Murray complains at one point about “both liberals and conservatives quoting snippets of [the Founders’] writings” to endorse their own views. But Murray’s own snippets are vulnerable to the same charge.
He uses an 1825 letter from Thomas Jefferson to Henry Lee, for instance, to show that after 50 years of reflection Jefferson called the rights language of the Declaration “an expression of the American mind.” If this is true, it comports nicely with Murray’s claim that America transformed an ideology of natural rights into an enduring political creed. But Jefferson’s letter never makes this connection. In fact, the full text of Jefferson’s letter makes a hash out of Murray’s insistence on an America made “from scratch.” The “object of the Declaration of Independence,” Jefferson told Lee, was “not to find new principles, or new arguments, never before thought of, not merely to say things which had never been said before; but to place before mankind the common sense of the subject.” He continued: “Neither aiming at originality of principle or sentiment, nor yet copied from any particular and previous writing, it was intended to be an expression of the American mind.” And he then cited “Aristotle, Cicero, Locke, Sidney, &c.” This letter may not prove a counter-argument against Murray’s claims, but it certainly doesn’t support them.

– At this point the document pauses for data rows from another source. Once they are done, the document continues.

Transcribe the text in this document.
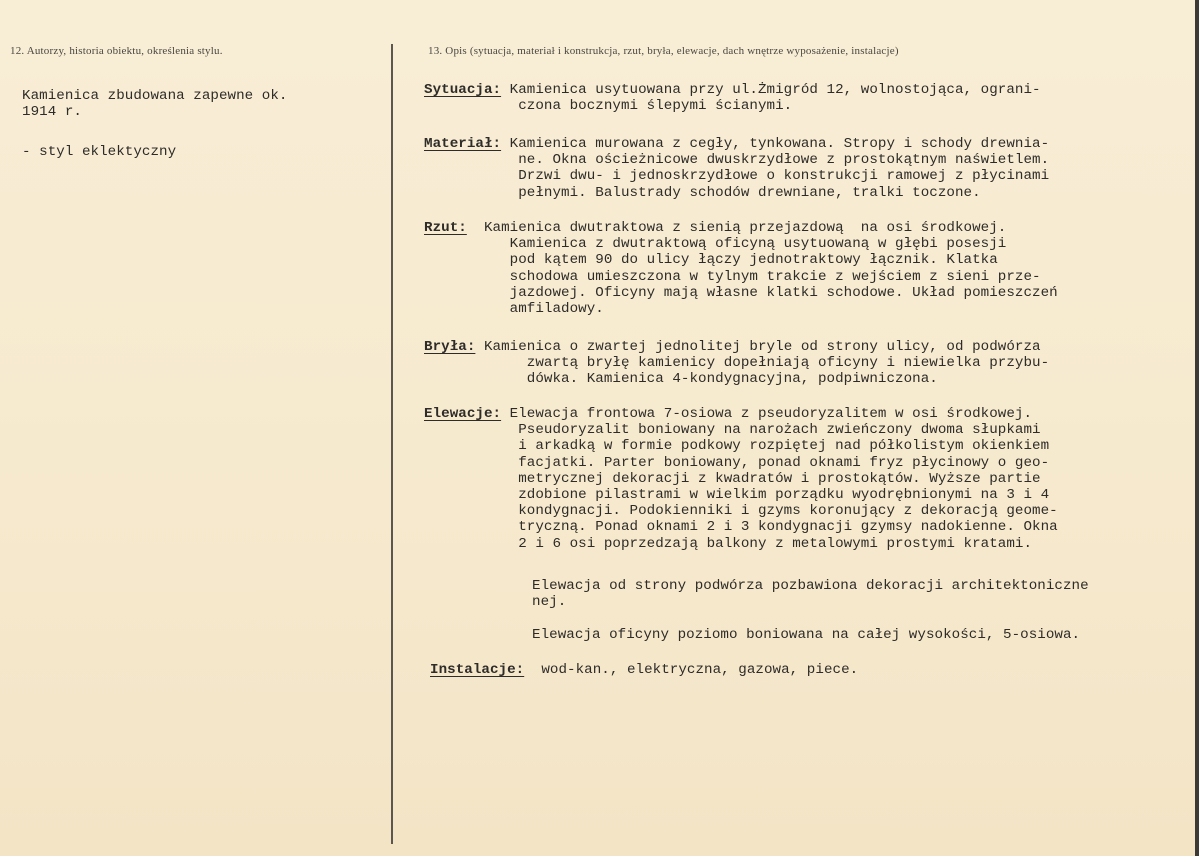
12. Autorzy, historia obiektu, określenia stylu.	13. Opis (sytuacja, materiał i konstrukcja, rzut, bryła, elewacje, dach wnętrze wyposażenie, instalacje)
Kamienica zbudowana zapewne ok.
1914 r.
- styl eklektyczny
Sytuacja: Kamienica usytuowana przy ul.Żmigród 12, wolnostojąca, ograni-
czona bocznymi ślepymi ścianymi.
Materiał: Kamienica murowana z cegły, tynkowana. Stropy i schody drewnia-
ne. Okna ościeżnicowe dwuskrzydłowe z prostokątnym naświetlem.
Drzwi dwu- i jednoskrzydłowe o konstrukcji ramowej z płycinami
pełnymi. Balustrady schodów drewniane, tralki toczone.
Rzut:  Kamienica dwutraktowa z sienią przejazdową  na osi środkowej.
Kamienica z dwutraktową oficyną usytuowaną w głębi posesji
pod kątem 90 do ulicy łączy jednotraktowy łącznik. Klatka
schodowa umieszczona w tylnym trakcie z wejściem z sieni prze-
jazdowej. Oficyny mają własne klatki schodowe. Układ pomieszczeń
amfiladowy.
Bryła: Kamienica o zwartej jednolitej bryle od strony ulicy, od podwórza
zwartą bryłę kamienicy dopełniają oficyny i niewielka przybu-
dówka. Kamienica 4-kondygnacyjna, podpiwniczona.
Elewacje: Elewacja frontowa 7-osiowa z pseudoryzalitem w osi środkowej.
Pseudoryzalit boniowany na narożach zwieńczony dwoma słupkami
i arkadką w formie podkowy rozpiętej nad półkolistym okienkiem
facjatki. Parter boniowany, ponad oknami fryz płycinowy o geo-
metrycznej dekoracji z kwadratów i prostokątów. Wyższe partie
zdobione pilastrami w wielkim porządku wyodrębnionymi na 3 i 4
kondygnacji. Podokienniki i gzyms koronujący z dekoracją geome-
tryczną. Ponad oknami 2 i 3 kondygnacji gzymsy nadokienne. Okna
2 i 6 osi poprzedzają balkony z metalowymi prostymi kratami.
Elewacja od strony podwórza pozbawiona dekoracji architektoniczne
nej.
Elewacja oficyny poziomo boniowana na całej wysokości, 5-osiowa.
Instalacje:  wod-kan., elektryczna, gazowa, piece.
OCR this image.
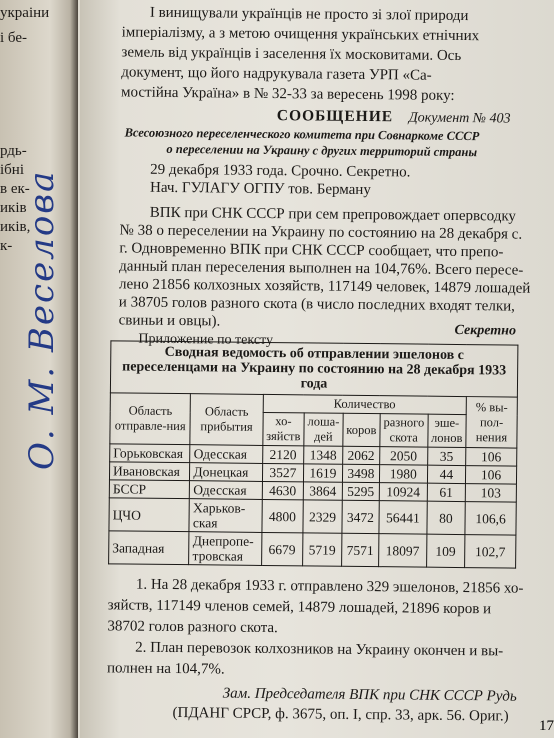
украіни
і бе-
рдь-
ібні
в ек-
иків
иків,
к- О. М. Веселова
І винищували українців не просто зі злої природи
імперіалізму, а з метою очищення українських етнічних
земель від українців і заселення їх московитами. Ось
документ, що його надрукувала газета УРП «Са-
мостійна Україна» в № 32-33 за вересень 1998 року:
СООБЩЕНИЕ Документ № 403
Всесоюзного переселенческого комитета при Совнаркоме СССР
о переселении на Украину с других территорий страны
29 декабря 1933 года. Срочно. Секретно.
Нач. ГУЛАГУ ОГПУ тов. Берману
ВПК при СНК СССР при сем препровождает опервсодку
№ 38 о переселении на Украину по состоянию на 28 декабря с.
г. Одновременно ВПК при СНК СССР сообщает, что препо-
данный план переселения выполнен на 104,76%. Всего пересе-
лено 21856 колхозных хозяйств, 117149 человек, 14879 лошадей
и 38705 голов разного скота (в число последних входят телки,
свиньи и овцы).
Приложение по тексту
Секретно
Сводная ведомость об отправлении эшелонов с переселенцами на Украину по состоянию на 28 декабря 1933 года							
Область отправле-ния	Область прибытия	Количество					% вы-пол-нения
		хо-зяйств	лоша-дей	коров	разного скота	эше-лонов	
Горьковская	Одесская	2120	1348	2062	2050	35	106
Ивановская	Донецкая	3527	1619	3498	1980	44	106
БССР	Одесская	4630	3864	5295	10924	61	103
ЦЧО	Харьков-ская	4800	2329	3472	56441	80	106,6
Западная	Днепропе-тровская	6679	5719	7571	18097	109	102,7
1. На 28 декабря 1933 г. отправлено 329 эшелонов, 21856 хо-
зяйств, 117149 членов семей, 14879 лошадей, 21896 коров и
38702 голов разного скота.
2. План перевозок колхозников на Украину окончен и вы-
полнен на 104,7%.
Зам. Председателя ВПК при СНК СССР Рудь
(ПДАНГ СРСР, ф. 3675, оп. І, спр. 33, арк. 56. Ориг.)
17
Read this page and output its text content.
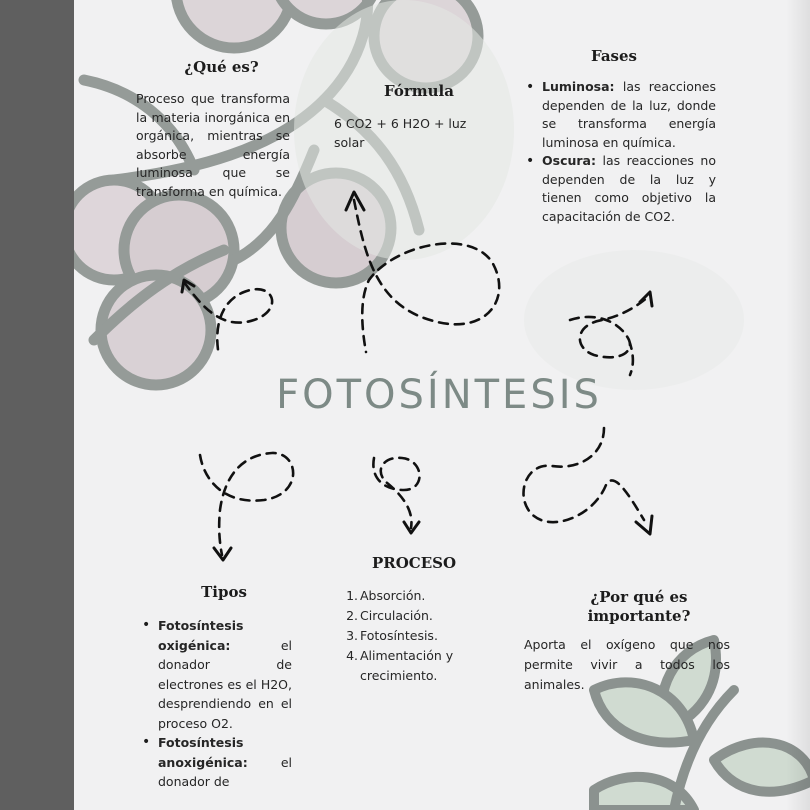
¿Qué es?
Proceso que transforma la materia inorgánica en orgánica, mientras se absorbe energía luminosa que se transforma en química.
Fórmula
6 CO2 + 6 H2O + luz solar
Fases
• Luminosa: las reacciones dependen de la luz, donde se transforma energía luminosa en química.
• Oscura: las reacciones no dependen de la luz y tienen como objetivo la capacitación de CO2.
FOTOSÍNTESIS
PROCESO
1. Absorción.
2. Circulación.
3. Fotosíntesis.
4. Alimentación y crecimiento.
Tipos
• Fotosíntesis oxigénica:	el donador de electrones es el H2O, desprendiendo en el proceso O2.
• Fotosíntesis anoxigénica:	el donador de
¿Por qué es importante?
Aporta el oxígeno que nos permite vivir a todos los animales.
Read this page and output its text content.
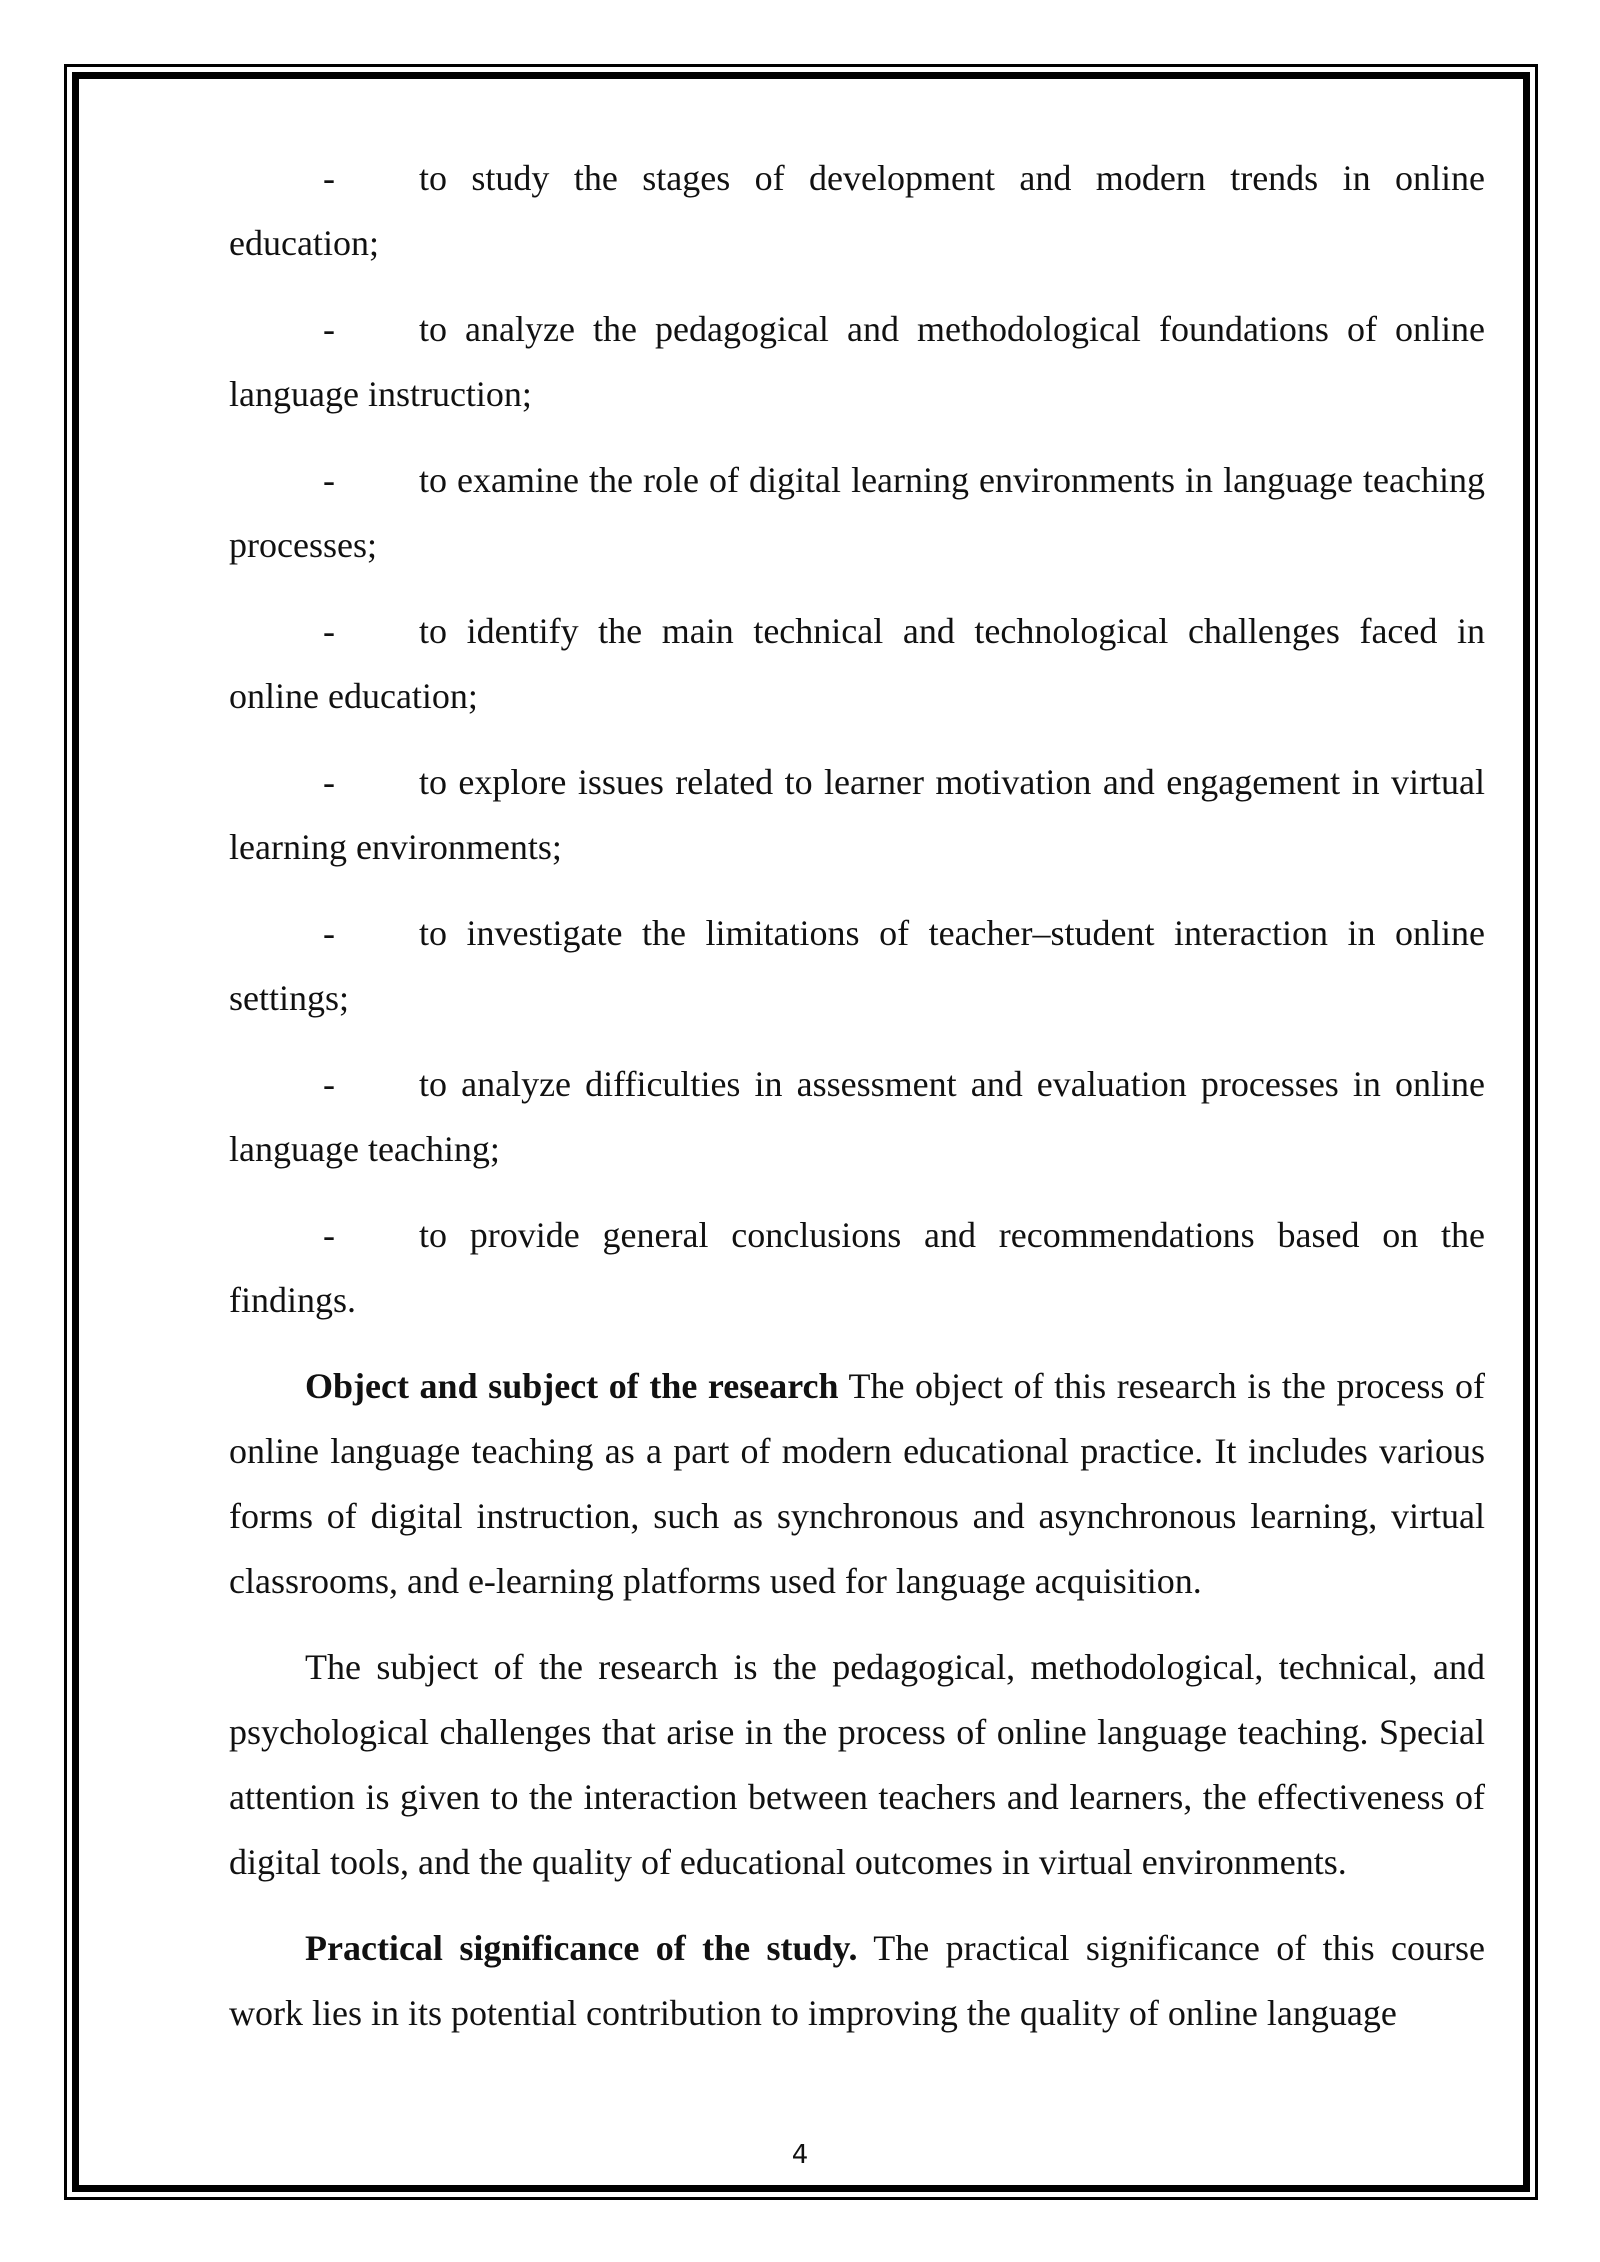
- to study the stages of development and modern trends in online education;
- to analyze the pedagogical and methodological foundations of online language instruction;
- to examine the role of digital learning environments in language teaching processes;
- to identify the main technical and technological challenges faced in online education;
- to explore issues related to learner motivation and engagement in virtual learning environments;
- to investigate the limitations of teacher–student interaction in online settings;
- to analyze difficulties in assessment and evaluation processes in online language teaching;
- to provide general conclusions and recommendations based on the findings.

Object and subject of the research The object of this research is the process of online language teaching as a part of modern educational practice. It includes various forms of digital instruction, such as synchronous and asynchronous learning, virtual classrooms, and e-learning platforms used for language acquisition.

The subject of the research is the pedagogical, methodological, technical, and psychological challenges that arise in the process of online language teaching. Special attention is given to the interaction between teachers and learners, the effectiveness of digital tools, and the quality of educational outcomes in virtual environments.

Practical significance of the study. The practical significance of this course work lies in its potential contribution to improving the quality of online language

4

Larison complements the critique:
This is familiar territory for Prof. Gamble. He wrote a TAC article on the same subject last year, and wrote In Search of the City on a Hill: the Making and Unmaking of an American Myth to investigate the origins and uses of the “city on a hill” rhetoric that now regularly crops up in appeals to American exceptionalism. As he wrote in his article last year, there are two competing traditions of American exceptionalism:
The old exceptionalism was consistent with the ethos of American constitutional democracy; the new is not. The old was an expression of and a means to sustain the habits of a self-governing people; the new is an expression of and a means to sustain a nationalist and imperialist people. The old exceptionalism suited a limited foreign policy; the new suits a messianic adventurism out to remake the world.
As we have seen once again in the last few weeks, Americans have no appetite for such adventurism.